I had trouble finding the passage given the unfamiliar format of your citation. Is it the Summa Theologica or the Summa Contra Gentiles? If the former, is it the first part of the second part or the second part? Question 68, objection 2? What does the “c” signify?

Side note: God gives *actual *grace to everyone.

Hence your second use of the word “Church” is significantly wider in meaning from the narrow first use of the word - and thank God for that :thumbsup:.

Sorry about that, I am relying on memory and quickly grabbed that ref off the Internet to point you in the right direction. I am sure a bit of Google sleuthing will get it for you.
I believe it is also quoted in the CCC but a quick search there couldn’t immediately find it either.

Good point about Actual Grace (many Catholics implicitly have this point of view), that was my view also until a few years ago when I came across incontrovertible references that sanctifying grace was given before Christ’s salvific death.

The difference that jesus’s saving death made is not that sanctifying grace cameto the world (it was already being given), rather the doors of heaven were finally opened to all the deceased Just (ie sanctified) who had gone before Christ. They had remained at the highest level of Sheol (“Hell”) also known as the Bosom of Abraham or the Limbo of the Just until that day.

Of course another argument against only Actual grace is that Actual Grace cannot effect habitual Caritas in the soul.

When I use the word Church it can only mean the Catholic Church. That is the only Church founded by Christ.
Nobody outside the CATHOLIC CHURCH can be saved.

So that means there must be a lot of unbaptised Catholics.

Agreed. What I deny is that the former ceremonial means of obtaining it is still efficacious. (cf. S.T. IIa, Q. 103).

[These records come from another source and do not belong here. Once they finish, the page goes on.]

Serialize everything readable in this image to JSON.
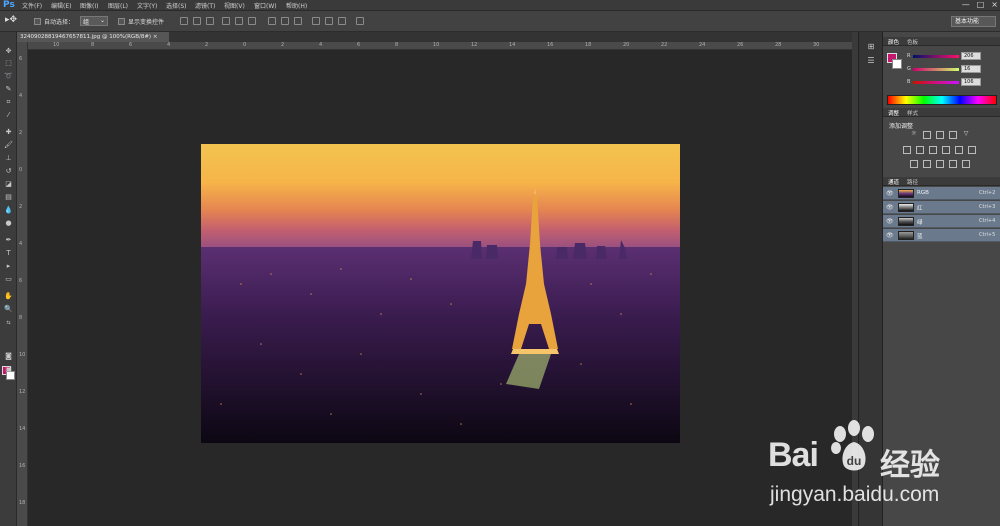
{
  "app": {
    "logo": "Ps",
    "menus": [
      "文件(F)",
      "编辑(E)",
      "图像(I)",
      "图层(L)",
      "文字(Y)",
      "选择(S)",
      "滤镜(T)",
      "视图(V)",
      "窗口(W)",
      "帮助(H)"
    ],
    "window_controls": [
      "—",
      "□",
      "×"
    ]
  },
  "options": {
    "auto_select_label": "自动选择：",
    "auto_select_value": "组",
    "show_transform_label": "显示变换控件",
    "workspace": "基本功能"
  },
  "document": {
    "tab_title": "32409028819467657811.jpg @ 100%(RGB/8#)",
    "tab_close": "×",
    "ruler_top_ticks": [
      "10",
      "8",
      "6",
      "4",
      "2",
      "0",
      "2",
      "4",
      "6",
      "8",
      "10",
      "12",
      "14",
      "16",
      "18",
      "20",
      "22",
      "24",
      "26",
      "28",
      "30"
    ],
    "ruler_left_ticks": [
      "6",
      "4",
      "2",
      "0",
      "2",
      "4",
      "6",
      "8",
      "10",
      "12",
      "14",
      "16",
      "18"
    ]
  },
  "panels": {
    "color": {
      "tabs": [
        "颜色",
        "色板"
      ],
      "r": {
        "label": "R",
        "value": "206"
      },
      "g": {
        "label": "G",
        "value": "16"
      },
      "b": {
        "label": "B",
        "value": "106"
      }
    },
    "adjustments": {
      "tabs": [
        "调整",
        "样式"
      ],
      "title": "添加调整"
    },
    "channels": {
      "tabs": [
        "通道",
        "路径"
      ],
      "rows": [
        {
          "name": "RGB",
          "shortcut": "Ctrl+2"
        },
        {
          "name": "红",
          "shortcut": "Ctrl+3"
        },
        {
          "name": "绿",
          "shortcut": "Ctrl+4"
        },
        {
          "name": "蓝",
          "shortcut": "Ctrl+5"
        }
      ]
    }
  },
  "watermark": {
    "bai": "Bai",
    "du": "du",
    "cn": "经验",
    "url": "jingyan.baidu.com"
  },
  "colors": {
    "foreground": "#c4186c",
    "background": "#ffffff"
  }
}
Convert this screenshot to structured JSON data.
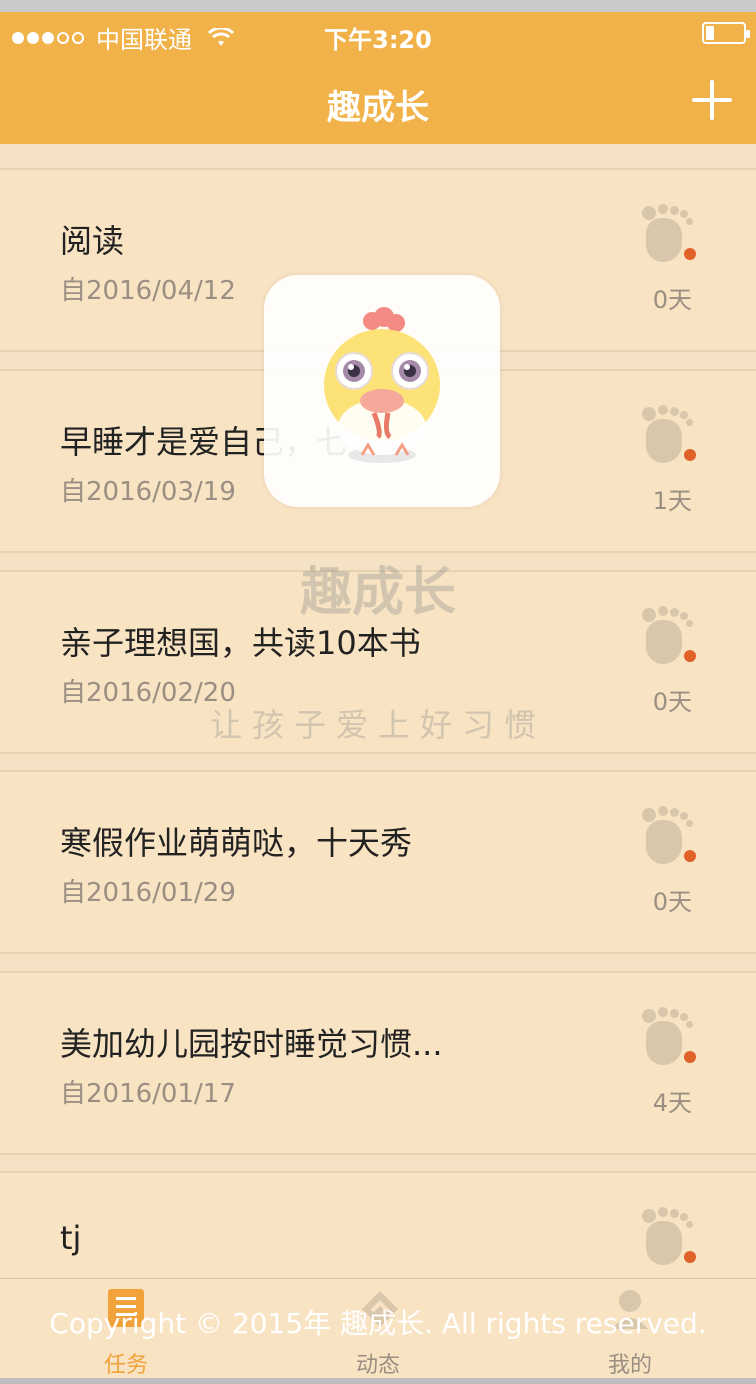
{
  "status_bar": {
    "carrier": "中国联通",
    "time": "下午3:20"
  },
  "nav": {
    "title": "趣成长"
  },
  "tasks": [
    {
      "title": "阅读",
      "date": "自2016/04/12",
      "days": "0天"
    },
    {
      "title": "早睡才是爱自己，七天秀",
      "date": "自2016/03/19",
      "days": "1天"
    },
    {
      "title": "亲子理想国，共读10本书",
      "date": "自2016/02/20",
      "days": "0天"
    },
    {
      "title": "寒假作业萌萌哒，十天秀",
      "date": "自2016/01/29",
      "days": "0天"
    },
    {
      "title": "美加幼儿园按时睡觉习惯...",
      "date": "自2016/01/17",
      "days": "4天"
    },
    {
      "title": "tj",
      "date": "",
      "days": ""
    }
  ],
  "splash": {
    "app_name": "趣成长",
    "slogan": "让孩子爱上好习惯",
    "copyright": "Copyright © 2015年 趣成长. All rights reserved."
  },
  "tabs": [
    {
      "label": "任务"
    },
    {
      "label": "动态"
    },
    {
      "label": "我的"
    }
  ],
  "colors": {
    "brand": "#f1b24a",
    "card": "#f8e3c3",
    "badge": "#e0622a"
  }
}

You may well be right but I find Aquinas fairly weak in this area. Do you have any better magisterial refs?

As I’ve told you many times before.
Baptism is necessary for salvation and there is no salvation outside the Catholic Church.

How is a person baptised and within the Catholic Church?

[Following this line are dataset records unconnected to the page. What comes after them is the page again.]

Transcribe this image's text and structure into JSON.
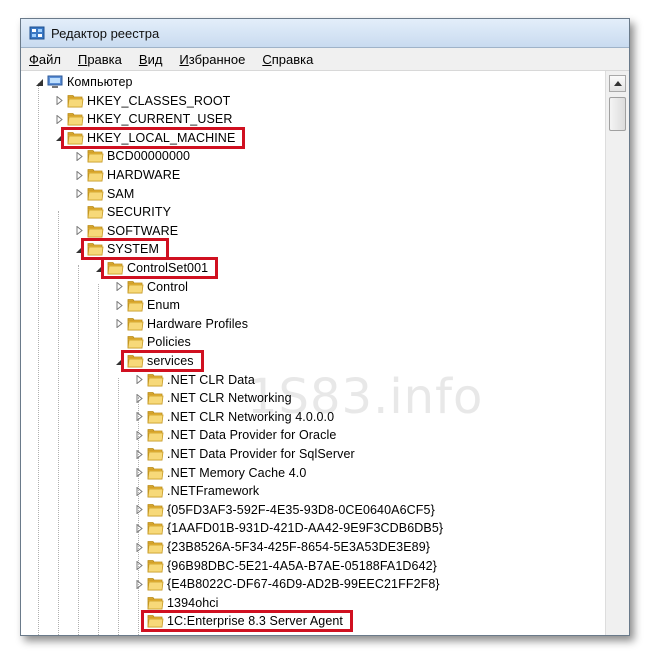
{
  "window": {
    "title": "Редактор реестра"
  },
  "menu": [
    "Файл",
    "Правка",
    "Вид",
    "Избранное",
    "Справка"
  ],
  "tree": [
    {
      "label": "Компьютер",
      "level": 0,
      "arrow": "expanded",
      "icon": "computer-icon"
    },
    {
      "label": "HKEY_CLASSES_ROOT",
      "level": 1,
      "arrow": "collapsed"
    },
    {
      "label": "HKEY_CURRENT_USER",
      "level": 1,
      "arrow": "collapsed"
    },
    {
      "label": "HKEY_LOCAL_MACHINE",
      "level": 1,
      "arrow": "expanded",
      "highlight": true
    },
    {
      "label": "BCD00000000",
      "level": 2,
      "arrow": "collapsed"
    },
    {
      "label": "HARDWARE",
      "level": 2,
      "arrow": "collapsed"
    },
    {
      "label": "SAM",
      "level": 2,
      "arrow": "collapsed"
    },
    {
      "label": "SECURITY",
      "level": 2,
      "arrow": "none"
    },
    {
      "label": "SOFTWARE",
      "level": 2,
      "arrow": "collapsed"
    },
    {
      "label": "SYSTEM",
      "level": 2,
      "arrow": "expanded",
      "highlight": true
    },
    {
      "label": "ControlSet001",
      "level": 3,
      "arrow": "expanded",
      "highlight": true
    },
    {
      "label": "Control",
      "level": 4,
      "arrow": "collapsed"
    },
    {
      "label": "Enum",
      "level": 4,
      "arrow": "collapsed"
    },
    {
      "label": "Hardware Profiles",
      "level": 4,
      "arrow": "collapsed"
    },
    {
      "label": "Policies",
      "level": 4,
      "arrow": "none"
    },
    {
      "label": "services",
      "level": 4,
      "arrow": "expanded",
      "highlight": true
    },
    {
      "label": ".NET CLR Data",
      "level": 5,
      "arrow": "collapsed"
    },
    {
      "label": ".NET CLR Networking",
      "level": 5,
      "arrow": "collapsed"
    },
    {
      "label": ".NET CLR Networking 4.0.0.0",
      "level": 5,
      "arrow": "collapsed"
    },
    {
      "label": ".NET Data Provider for Oracle",
      "level": 5,
      "arrow": "collapsed"
    },
    {
      "label": ".NET Data Provider for SqlServer",
      "level": 5,
      "arrow": "collapsed"
    },
    {
      "label": ".NET Memory Cache 4.0",
      "level": 5,
      "arrow": "collapsed"
    },
    {
      "label": ".NETFramework",
      "level": 5,
      "arrow": "collapsed"
    },
    {
      "label": "{05FD3AF3-592F-4E35-93D8-0CE0640A6CF5}",
      "level": 5,
      "arrow": "collapsed"
    },
    {
      "label": "{1AAFD01B-931D-421D-AA42-9E9F3CDB6DB5}",
      "level": 5,
      "arrow": "collapsed"
    },
    {
      "label": "{23B8526A-5F34-425F-8654-5E3A53DE3E89}",
      "level": 5,
      "arrow": "collapsed"
    },
    {
      "label": "{96B98DBC-5E21-4A5A-B7AE-05188FA1D642}",
      "level": 5,
      "arrow": "collapsed"
    },
    {
      "label": "{E4B8022C-DF67-46D9-AD2B-99EEC21FF2F8}",
      "level": 5,
      "arrow": "collapsed"
    },
    {
      "label": "1394ohci",
      "level": 5,
      "arrow": "none"
    },
    {
      "label": "1C:Enterprise 8.3 Server Agent",
      "level": 5,
      "arrow": "none",
      "highlight": true
    }
  ],
  "watermark": "1S83.info",
  "colors": {
    "highlight": "#d01020",
    "folder": "#f2c94c"
  }
}
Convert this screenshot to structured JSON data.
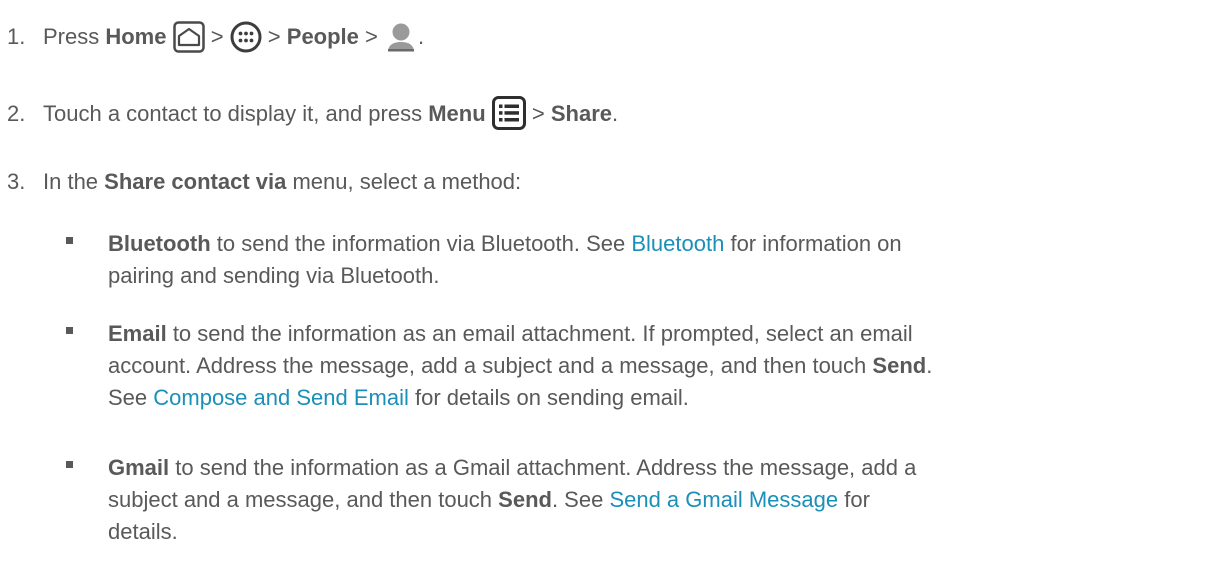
{
  "colors": {
    "text": "#595959",
    "link": "#1a8fb8",
    "icon": "#4a4a4a"
  },
  "steps": [
    {
      "num": "1.",
      "press": "Press ",
      "home": "Home",
      "sep1": " > ",
      "sep2": " > ",
      "people": "People",
      "sep3": " > ",
      "end": ".",
      "icons": [
        "home-icon",
        "apps-icon",
        "person-icon"
      ]
    },
    {
      "num": "2.",
      "text1": "Touch a contact to display it, and press ",
      "menu": "Menu",
      "sep": " > ",
      "share": "Share",
      "end": ".",
      "icons": [
        "menu-icon"
      ]
    },
    {
      "num": "3.",
      "text1": "In the ",
      "bold": "Share contact via",
      "text2": " menu, select a method:"
    }
  ],
  "bullets": [
    {
      "term": "Bluetooth",
      "t1": " to send the information via Bluetooth. See ",
      "link": "Bluetooth",
      "t2": " for information on",
      "t3": "pairing and sending via Bluetooth."
    },
    {
      "term": "Email",
      "t1": " to send the information as an email attachment. If prompted, select an email",
      "t2": "account. Address the message, add a subject and a message, and then touch ",
      "send": "Send",
      "t3": ".",
      "t4": "See ",
      "link": "Compose and Send Email",
      "t5": " for details on sending email."
    },
    {
      "term": "Gmail",
      "t1": " to send the information as a Gmail attachment. Address the message, add a",
      "t2": "subject and a message, and then touch ",
      "send": "Send",
      "t3": ". See ",
      "link": "Send a Gmail Message",
      "t4": " for",
      "t5": "details."
    }
  ]
}
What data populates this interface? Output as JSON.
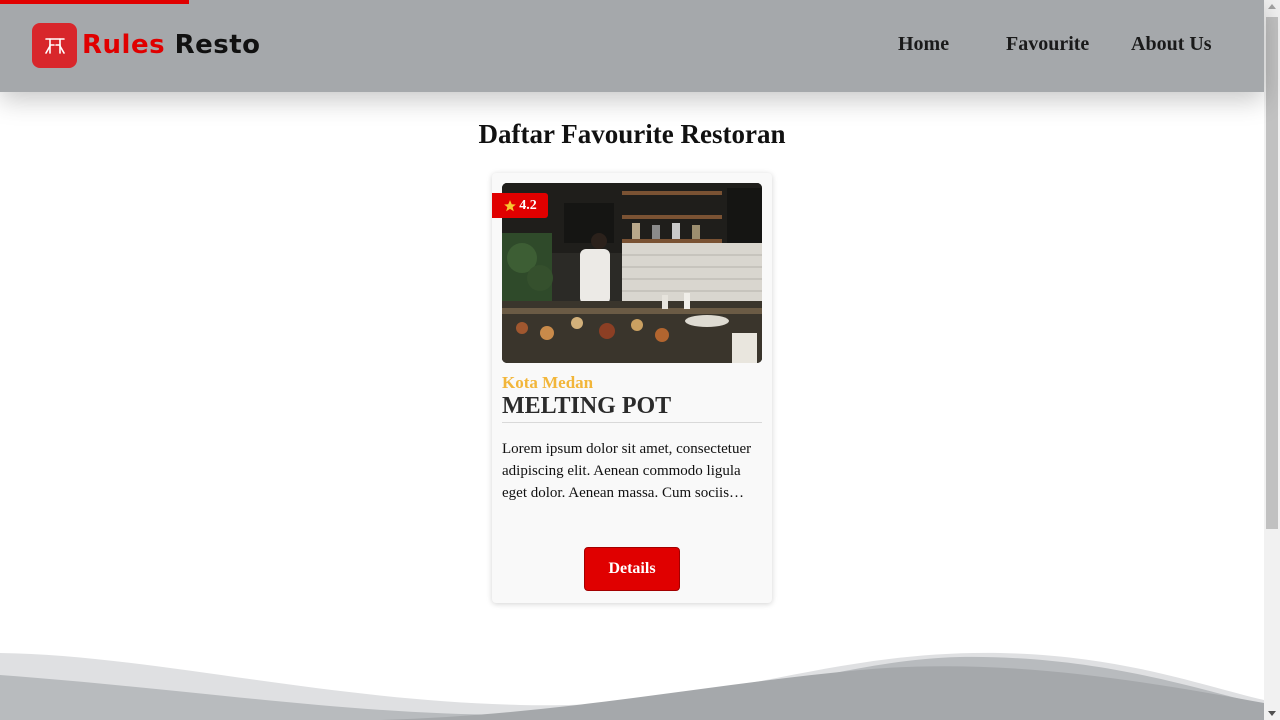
{
  "brand": {
    "rules": "Rules",
    "resto": "Resto",
    "logo_icon": "rr-monogram-icon",
    "accent": "#e00000"
  },
  "nav": {
    "items": [
      {
        "label": "Home"
      },
      {
        "label": "Favourite"
      },
      {
        "label": "About Us"
      }
    ]
  },
  "page": {
    "title": "Daftar Favourite Restoran"
  },
  "restaurants": [
    {
      "rating": "4.2",
      "city": "Kota Medan",
      "name": "MELTING POT",
      "description": "Lorem ipsum dolor sit amet, consectetuer adipiscing elit. Aenean commodo ligula eget dolor. Aenean massa. Cum sociis…",
      "button_label": "Details",
      "rating_icon": "star-icon"
    }
  ],
  "colors": {
    "header": "#a5a8ab",
    "badge": "#e00000",
    "city": "#f2b63a"
  }
}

  • Sacramentally baptised as a Catholic.
  • Baptism of blood (non-Catholic dying for the Catholic faith)
  • Baptism of desire - explicit (e.g. a catechumen)
  • Baptism of desire - implicit (invincible ignorance)

Outside the above nobody is saved (no matter how “good” a life that person may have lived).

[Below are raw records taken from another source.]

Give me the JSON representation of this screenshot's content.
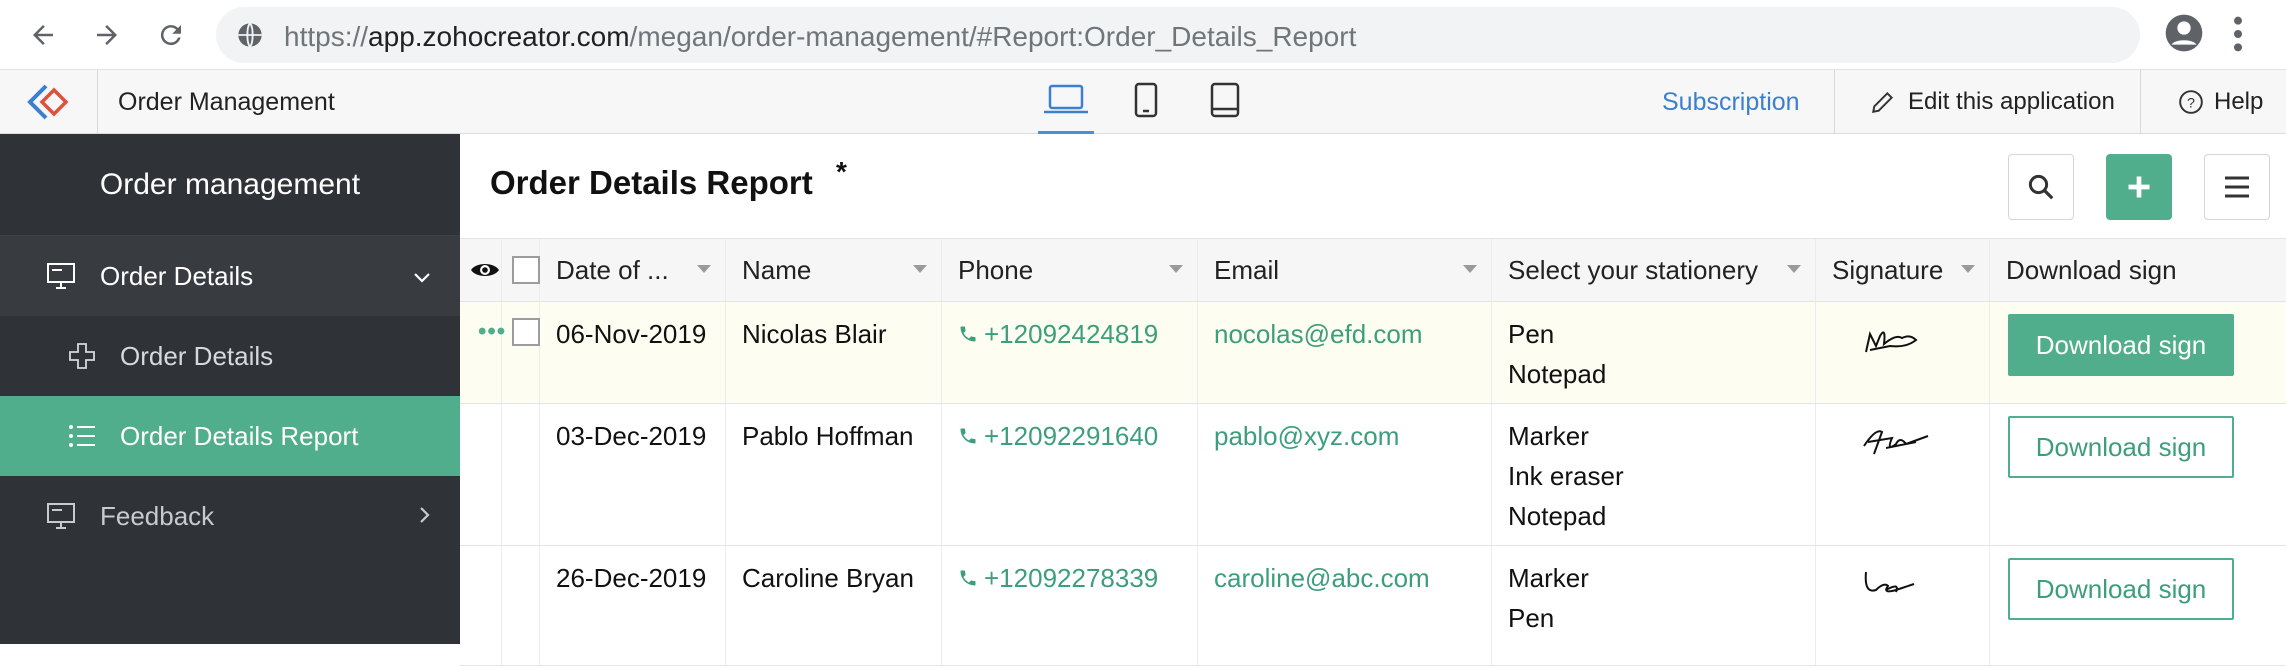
{
  "browser": {
    "url_prefix": "https://",
    "url_host": "app.zohocreator.com",
    "url_path": "/megan/order-management/#Report:Order_Details_Report"
  },
  "app_header": {
    "title": "Order Management",
    "subscription": "Subscription",
    "edit": "Edit this application",
    "help": "Help"
  },
  "sidebar": {
    "title": "Order management",
    "items": [
      {
        "label": "Order Details",
        "icon": "monitor-icon"
      },
      {
        "label": "Order Details",
        "icon": "plus-icon"
      },
      {
        "label": "Order Details Report",
        "icon": "list-icon"
      },
      {
        "label": "Feedback",
        "icon": "monitor-icon"
      }
    ]
  },
  "report": {
    "title": "Order Details Report",
    "unsaved_marker": "*"
  },
  "table": {
    "columns": [
      "Date of ...",
      "Name",
      "Phone",
      "Email",
      "Select your stationery",
      "Signature",
      "Download sign"
    ],
    "rows": [
      {
        "date": "06-Nov-2019",
        "name": "Nicolas Blair",
        "phone": "+12092424819",
        "email": "nocolas@efd.com",
        "stationery": [
          "Pen",
          "Notepad"
        ],
        "download": "Download sign"
      },
      {
        "date": "03-Dec-2019",
        "name": "Pablo Hoffman",
        "phone": "+12092291640",
        "email": "pablo@xyz.com",
        "stationery": [
          "Marker",
          "Ink eraser",
          "Notepad"
        ],
        "download": "Download sign"
      },
      {
        "date": "26-Dec-2019",
        "name": "Caroline Bryan",
        "phone": "+12092278339",
        "email": "caroline@abc.com",
        "stationery": [
          "Marker",
          "Pen"
        ],
        "download": "Download sign"
      }
    ]
  },
  "colors": {
    "accent": "#50ae8c",
    "sidebar": "#2f3236",
    "link": "#3b7fd0"
  }
}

I don’t offhand, but I may do some digging.

Edit: I found this:

“… we profess that the legalities of the Old Testament, the ceremonies of the Mosaic Law, the rites, sacrifices, and sacraments have ceased at the coming of Our Lord Jesus Christ; they cannot be observed without sin after the promulgation of the Gospel. …”
– Pope Urban VIII, Profession of Orthodox Faith, 1642; qtd. in Benedict XIV, Ex Quo (1756)

A straight reading of your post seems to imply that Jewish people won’t be saved if they know the Church and reject it for the religion of their culture (same for Muslims, Hindus, etc). Unless they are considered to be invincibly ignorant, I don’t buy it.

And there we have it.
Sincere and just Jews, Muslims, Buddhist and Atheists are in fact hidden/anonymous Catholics by baptism of desire.

Yours is a very rationalised and tortured way of saying what others already know - namely that God gives his sanctifying grace outside the Church to whosoever he wills.
So we are all at last happy-chappys because in fact we all agree the end result.

…though I wonder if sincere and just Jews, Muslims, Buddhists and Atheists would accept the condescension that they, through invincible ignorance, are really Catholics in disguise! Mind you, maybe Jews, Muslims, Buddhists and Atheists think we sincere and just Catholics are really invincibly ignorant Jews, Muslims, Buddhists and Atheists also!

Ah, what tangled webs we wind to keep consistancy with authoritative statements of the past that have been taken out of historical context and whose literal meanings with the passage of time are no longer supportable :shrug:.